# Defective eigenvalues?

1. Dec 6, 2005

### µ³

if you have a differential equation of the form
x' = Ax
where A is the coefficient matrix, and you get a triple eigenvalue with a defect of 1. (meaning you get v1 and v2 as the associated eigenvector). How do you get v3 and how do you set up the solutions?
I tried finding v3 such that $(\mathbf{A}-\lambda \mathbf{I})^2 \mathbf{v_3} = \mathbf{0}$ but not exactly sure what to do after that. I got another v_2 (called it v_2') by using $(\mathbf{A}-\lambda \mathbf{I}) \mathbf{v_3} = \mathbf{v_2'}$ but again not sure how to set up solution.
$$\mathbf{x_1(t)} = \mathbf{v_1} e^{\lambda t}$$
$$\mathbf{x_2(t)} = \mathbf{v_2'} e^{\lambda t}$$a
$$\mathbf{x_3(t)} = (\mathbf{v_2'} + \mathbf{v_3}t)e^{\lambda t}$$
but it is not what is in the back of the book.
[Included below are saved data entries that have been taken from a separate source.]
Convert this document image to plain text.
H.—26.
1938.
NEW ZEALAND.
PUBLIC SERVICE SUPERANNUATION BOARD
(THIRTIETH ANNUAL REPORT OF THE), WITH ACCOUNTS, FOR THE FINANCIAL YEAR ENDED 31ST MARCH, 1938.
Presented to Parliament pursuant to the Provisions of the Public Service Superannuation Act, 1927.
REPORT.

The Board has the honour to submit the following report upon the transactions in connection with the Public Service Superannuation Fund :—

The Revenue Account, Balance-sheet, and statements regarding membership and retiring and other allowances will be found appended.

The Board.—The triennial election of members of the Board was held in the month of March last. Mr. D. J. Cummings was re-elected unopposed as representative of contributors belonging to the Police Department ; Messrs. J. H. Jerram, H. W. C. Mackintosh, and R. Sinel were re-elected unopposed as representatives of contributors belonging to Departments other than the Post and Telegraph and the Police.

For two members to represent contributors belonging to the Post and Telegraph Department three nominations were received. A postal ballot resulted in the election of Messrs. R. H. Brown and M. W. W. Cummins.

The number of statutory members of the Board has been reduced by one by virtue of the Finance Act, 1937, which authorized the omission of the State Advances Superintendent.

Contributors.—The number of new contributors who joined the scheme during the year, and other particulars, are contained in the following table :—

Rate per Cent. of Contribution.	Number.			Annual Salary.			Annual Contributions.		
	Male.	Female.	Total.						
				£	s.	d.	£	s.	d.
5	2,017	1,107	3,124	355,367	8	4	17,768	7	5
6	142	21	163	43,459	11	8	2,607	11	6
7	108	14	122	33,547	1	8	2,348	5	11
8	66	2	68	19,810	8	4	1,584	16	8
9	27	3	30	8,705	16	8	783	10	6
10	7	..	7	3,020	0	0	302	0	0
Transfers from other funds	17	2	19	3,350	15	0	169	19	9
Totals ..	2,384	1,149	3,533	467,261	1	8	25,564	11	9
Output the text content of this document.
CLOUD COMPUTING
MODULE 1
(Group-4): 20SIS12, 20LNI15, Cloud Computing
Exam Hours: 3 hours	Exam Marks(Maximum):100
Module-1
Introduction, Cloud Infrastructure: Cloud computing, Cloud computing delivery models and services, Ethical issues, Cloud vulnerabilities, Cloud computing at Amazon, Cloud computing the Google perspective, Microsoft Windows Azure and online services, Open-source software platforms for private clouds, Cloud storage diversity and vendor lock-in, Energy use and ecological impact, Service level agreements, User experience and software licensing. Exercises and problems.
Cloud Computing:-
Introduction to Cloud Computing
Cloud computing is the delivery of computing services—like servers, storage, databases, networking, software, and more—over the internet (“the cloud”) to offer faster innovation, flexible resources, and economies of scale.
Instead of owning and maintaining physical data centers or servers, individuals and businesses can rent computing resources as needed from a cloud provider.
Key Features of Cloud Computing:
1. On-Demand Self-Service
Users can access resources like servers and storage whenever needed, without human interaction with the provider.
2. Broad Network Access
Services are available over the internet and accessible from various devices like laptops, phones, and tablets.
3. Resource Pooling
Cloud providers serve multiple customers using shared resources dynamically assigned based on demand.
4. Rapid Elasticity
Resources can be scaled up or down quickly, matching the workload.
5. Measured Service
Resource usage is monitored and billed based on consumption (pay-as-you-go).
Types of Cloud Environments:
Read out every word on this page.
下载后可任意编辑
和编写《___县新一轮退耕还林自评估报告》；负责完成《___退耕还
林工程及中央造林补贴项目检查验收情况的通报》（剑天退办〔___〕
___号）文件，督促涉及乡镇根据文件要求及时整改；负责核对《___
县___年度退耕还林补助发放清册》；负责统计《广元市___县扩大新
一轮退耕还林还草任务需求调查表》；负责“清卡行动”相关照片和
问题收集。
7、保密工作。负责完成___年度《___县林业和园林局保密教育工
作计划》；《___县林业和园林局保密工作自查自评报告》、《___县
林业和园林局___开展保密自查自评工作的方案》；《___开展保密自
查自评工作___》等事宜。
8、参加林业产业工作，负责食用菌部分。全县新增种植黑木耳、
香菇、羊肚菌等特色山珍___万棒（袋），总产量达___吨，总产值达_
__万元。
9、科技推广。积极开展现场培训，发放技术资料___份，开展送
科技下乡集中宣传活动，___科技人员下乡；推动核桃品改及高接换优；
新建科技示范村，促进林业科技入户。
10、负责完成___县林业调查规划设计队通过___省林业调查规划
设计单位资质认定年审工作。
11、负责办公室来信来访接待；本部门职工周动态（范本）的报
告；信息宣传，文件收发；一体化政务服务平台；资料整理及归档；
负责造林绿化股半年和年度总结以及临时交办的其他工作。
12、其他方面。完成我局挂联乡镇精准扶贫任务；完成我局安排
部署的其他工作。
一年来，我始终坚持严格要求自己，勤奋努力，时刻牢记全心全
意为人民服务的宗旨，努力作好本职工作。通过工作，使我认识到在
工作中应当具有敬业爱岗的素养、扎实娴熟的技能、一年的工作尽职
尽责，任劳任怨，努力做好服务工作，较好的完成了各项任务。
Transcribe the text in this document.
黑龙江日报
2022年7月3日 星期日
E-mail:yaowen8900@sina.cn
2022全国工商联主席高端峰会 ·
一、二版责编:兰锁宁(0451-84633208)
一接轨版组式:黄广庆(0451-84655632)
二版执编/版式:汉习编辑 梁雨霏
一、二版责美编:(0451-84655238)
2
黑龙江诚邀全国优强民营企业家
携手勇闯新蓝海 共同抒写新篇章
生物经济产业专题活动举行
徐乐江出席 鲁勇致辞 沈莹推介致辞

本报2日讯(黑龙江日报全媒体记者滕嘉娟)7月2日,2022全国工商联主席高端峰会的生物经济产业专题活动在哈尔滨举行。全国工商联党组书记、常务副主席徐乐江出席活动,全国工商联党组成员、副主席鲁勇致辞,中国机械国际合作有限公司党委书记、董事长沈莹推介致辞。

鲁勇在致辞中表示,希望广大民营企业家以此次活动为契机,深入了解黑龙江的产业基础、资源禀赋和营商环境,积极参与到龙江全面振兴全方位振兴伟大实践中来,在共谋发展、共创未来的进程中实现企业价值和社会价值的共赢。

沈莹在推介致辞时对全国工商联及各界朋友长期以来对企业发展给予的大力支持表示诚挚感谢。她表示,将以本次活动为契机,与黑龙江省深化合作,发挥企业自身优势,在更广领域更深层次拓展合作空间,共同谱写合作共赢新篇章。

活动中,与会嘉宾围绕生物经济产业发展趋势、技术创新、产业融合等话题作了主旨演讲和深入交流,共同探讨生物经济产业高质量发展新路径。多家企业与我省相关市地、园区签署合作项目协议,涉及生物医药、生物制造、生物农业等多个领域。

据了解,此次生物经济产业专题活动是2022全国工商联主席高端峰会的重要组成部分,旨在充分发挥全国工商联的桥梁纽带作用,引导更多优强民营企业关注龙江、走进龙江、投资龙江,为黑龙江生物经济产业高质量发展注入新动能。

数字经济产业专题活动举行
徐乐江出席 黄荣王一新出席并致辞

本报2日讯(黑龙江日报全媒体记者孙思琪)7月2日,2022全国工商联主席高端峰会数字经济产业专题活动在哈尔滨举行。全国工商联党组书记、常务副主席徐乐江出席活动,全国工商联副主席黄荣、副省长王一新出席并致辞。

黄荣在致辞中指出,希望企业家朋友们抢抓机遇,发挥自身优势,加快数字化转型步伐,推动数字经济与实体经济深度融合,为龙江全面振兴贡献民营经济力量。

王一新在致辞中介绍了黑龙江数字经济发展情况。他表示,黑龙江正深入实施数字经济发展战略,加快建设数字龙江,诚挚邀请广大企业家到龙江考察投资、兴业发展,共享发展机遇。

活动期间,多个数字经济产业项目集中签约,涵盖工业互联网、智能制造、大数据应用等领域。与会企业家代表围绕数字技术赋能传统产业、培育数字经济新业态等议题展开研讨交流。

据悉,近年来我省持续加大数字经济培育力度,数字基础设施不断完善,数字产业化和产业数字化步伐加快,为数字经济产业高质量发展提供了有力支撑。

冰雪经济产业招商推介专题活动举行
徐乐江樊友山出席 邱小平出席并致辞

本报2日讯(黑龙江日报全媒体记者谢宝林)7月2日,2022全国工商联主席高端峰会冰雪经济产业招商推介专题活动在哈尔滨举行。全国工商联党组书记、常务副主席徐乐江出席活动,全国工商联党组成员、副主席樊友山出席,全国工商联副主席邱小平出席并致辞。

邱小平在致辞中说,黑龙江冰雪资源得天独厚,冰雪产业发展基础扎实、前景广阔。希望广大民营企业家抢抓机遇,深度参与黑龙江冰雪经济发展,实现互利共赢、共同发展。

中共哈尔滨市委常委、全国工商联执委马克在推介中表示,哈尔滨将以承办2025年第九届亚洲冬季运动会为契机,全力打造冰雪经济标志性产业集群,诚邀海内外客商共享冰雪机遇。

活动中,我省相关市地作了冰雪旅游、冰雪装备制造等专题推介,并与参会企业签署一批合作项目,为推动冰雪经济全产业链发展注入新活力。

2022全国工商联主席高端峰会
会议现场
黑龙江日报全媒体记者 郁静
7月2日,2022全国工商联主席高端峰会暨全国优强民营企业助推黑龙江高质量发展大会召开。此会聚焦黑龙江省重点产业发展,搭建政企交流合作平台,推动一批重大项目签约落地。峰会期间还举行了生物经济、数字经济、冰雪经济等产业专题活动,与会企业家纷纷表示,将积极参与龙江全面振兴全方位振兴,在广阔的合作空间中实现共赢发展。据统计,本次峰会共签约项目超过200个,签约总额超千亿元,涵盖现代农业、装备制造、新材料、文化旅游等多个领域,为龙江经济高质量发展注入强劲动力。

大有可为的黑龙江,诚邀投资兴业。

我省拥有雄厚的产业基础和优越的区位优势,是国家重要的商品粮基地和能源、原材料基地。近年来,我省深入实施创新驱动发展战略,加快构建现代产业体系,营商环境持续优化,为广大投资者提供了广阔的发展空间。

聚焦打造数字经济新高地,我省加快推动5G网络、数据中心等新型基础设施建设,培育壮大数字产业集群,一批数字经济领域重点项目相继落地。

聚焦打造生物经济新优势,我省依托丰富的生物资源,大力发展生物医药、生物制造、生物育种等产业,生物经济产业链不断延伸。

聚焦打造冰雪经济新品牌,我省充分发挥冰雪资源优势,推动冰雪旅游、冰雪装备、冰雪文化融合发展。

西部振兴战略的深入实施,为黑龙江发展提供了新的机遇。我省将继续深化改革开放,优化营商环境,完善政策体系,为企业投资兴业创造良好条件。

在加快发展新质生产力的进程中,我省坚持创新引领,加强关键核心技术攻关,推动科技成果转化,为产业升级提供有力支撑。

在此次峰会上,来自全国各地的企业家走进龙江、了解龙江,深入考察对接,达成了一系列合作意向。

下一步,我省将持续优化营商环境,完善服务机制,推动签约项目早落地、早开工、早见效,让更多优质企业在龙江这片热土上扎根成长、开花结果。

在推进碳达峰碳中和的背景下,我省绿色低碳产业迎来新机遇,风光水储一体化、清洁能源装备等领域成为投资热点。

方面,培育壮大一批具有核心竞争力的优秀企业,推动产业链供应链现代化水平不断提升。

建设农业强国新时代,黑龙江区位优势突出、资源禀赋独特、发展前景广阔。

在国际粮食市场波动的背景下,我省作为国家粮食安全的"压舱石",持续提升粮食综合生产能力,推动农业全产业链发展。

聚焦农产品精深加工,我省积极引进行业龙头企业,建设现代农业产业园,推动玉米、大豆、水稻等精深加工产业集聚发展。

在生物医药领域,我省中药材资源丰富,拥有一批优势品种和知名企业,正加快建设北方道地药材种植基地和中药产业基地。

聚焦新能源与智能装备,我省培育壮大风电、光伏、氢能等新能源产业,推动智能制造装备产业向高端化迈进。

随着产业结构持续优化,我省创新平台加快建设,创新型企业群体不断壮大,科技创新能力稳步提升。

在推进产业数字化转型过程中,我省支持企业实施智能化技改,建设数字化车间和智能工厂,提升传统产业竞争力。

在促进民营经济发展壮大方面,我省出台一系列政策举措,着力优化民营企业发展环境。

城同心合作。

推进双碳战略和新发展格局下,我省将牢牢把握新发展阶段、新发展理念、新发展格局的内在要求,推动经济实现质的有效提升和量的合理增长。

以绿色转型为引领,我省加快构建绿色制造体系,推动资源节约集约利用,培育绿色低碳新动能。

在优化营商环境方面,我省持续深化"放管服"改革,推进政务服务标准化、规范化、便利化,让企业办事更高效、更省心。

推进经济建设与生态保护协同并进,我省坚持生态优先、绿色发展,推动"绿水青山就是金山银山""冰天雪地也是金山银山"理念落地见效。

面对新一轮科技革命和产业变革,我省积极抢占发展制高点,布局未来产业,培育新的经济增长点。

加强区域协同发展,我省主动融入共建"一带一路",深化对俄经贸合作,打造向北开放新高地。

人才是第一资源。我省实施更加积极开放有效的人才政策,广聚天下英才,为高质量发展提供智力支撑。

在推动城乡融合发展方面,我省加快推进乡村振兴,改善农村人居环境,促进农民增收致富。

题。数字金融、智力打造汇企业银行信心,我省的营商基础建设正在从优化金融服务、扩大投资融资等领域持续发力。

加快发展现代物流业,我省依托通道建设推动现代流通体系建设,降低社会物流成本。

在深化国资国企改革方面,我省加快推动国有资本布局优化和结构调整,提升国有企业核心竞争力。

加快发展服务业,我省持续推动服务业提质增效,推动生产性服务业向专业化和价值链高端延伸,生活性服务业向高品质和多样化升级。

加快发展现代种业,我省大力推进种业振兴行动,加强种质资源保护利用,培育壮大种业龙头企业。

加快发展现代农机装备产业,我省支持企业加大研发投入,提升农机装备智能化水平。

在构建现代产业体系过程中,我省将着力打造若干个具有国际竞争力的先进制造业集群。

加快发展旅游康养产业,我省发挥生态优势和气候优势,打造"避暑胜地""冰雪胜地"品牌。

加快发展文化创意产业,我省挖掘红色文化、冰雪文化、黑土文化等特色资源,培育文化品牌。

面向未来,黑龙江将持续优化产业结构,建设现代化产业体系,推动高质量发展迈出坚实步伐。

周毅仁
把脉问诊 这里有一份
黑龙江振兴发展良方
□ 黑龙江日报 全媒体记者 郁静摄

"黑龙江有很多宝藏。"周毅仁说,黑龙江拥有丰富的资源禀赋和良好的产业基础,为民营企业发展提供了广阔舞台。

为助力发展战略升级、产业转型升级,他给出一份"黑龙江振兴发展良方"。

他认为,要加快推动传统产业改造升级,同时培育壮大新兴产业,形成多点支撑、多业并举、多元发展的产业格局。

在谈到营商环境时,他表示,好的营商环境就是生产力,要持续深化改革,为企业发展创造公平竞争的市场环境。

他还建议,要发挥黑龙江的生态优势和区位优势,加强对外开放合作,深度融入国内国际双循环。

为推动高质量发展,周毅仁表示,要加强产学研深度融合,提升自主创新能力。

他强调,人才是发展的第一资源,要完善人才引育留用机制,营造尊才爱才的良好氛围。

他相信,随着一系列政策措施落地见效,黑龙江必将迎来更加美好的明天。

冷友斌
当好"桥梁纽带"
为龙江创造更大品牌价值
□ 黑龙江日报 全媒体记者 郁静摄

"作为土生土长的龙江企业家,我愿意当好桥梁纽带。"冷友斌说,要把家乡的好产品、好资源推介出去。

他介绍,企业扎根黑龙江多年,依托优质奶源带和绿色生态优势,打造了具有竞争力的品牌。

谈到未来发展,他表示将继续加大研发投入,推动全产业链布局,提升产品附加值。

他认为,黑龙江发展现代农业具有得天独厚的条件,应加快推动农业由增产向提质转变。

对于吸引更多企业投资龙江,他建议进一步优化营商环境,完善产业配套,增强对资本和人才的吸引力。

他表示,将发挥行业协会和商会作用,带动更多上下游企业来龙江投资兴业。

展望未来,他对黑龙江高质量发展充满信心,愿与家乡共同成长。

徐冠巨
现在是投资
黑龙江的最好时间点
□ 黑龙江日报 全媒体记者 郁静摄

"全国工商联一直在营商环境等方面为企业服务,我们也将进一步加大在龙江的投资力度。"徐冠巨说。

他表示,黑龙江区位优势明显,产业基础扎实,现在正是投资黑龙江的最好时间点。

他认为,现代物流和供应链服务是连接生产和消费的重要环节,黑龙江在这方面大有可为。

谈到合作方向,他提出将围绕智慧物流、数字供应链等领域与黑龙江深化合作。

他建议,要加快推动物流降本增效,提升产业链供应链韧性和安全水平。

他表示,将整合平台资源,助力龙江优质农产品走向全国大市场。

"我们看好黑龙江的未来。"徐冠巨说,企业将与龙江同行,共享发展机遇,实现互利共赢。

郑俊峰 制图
I also tried using the original v_2:
$$\mathbf{x_1(t)} = \mathbf{v_1} e^{\lambda t}$$
$$\mathbf{x_2(t)} = \mathbf{v_2} e^{\lambda t}$$a
$$\mathbf{x_3(t)} = (\mathbf{v_2} + \mathbf{v_3}t)e^{\lambda t}$$
Can anyone help?

2. Dec 6, 2005

### Hurkyl

Staff Emeritus
Well, it's awfully brutish, but if you think that the general solution can be written in terms of your $v_1$, $v_2$, and $v_3$, possibly with an extra factor of t on some terms, then why not just make the most general candidate possible:

$$(C_1 v_1 + C_2 t v_1 + C_3 v_2 + C_4 t v_2 + C_5 v_3 + C_6 t v_3)e^{\lambda t}$$

and plug it into the original equation, to see what relations must hold between the various coefficients?

3. Dec 8, 2005

### CarlB

Maybe it would help to examine the solutions to a simpler version of the same sort of problem. For example:

$$A = \left(\begin{array}{ccc}2&0&0\\0&2&1\\0&0&2\end{array}\right)$$

The difficulty is the same as for this problem:

$$A = \left(\begin{array}{cc}2&1\\0&2\end{array}\right)$$

Carl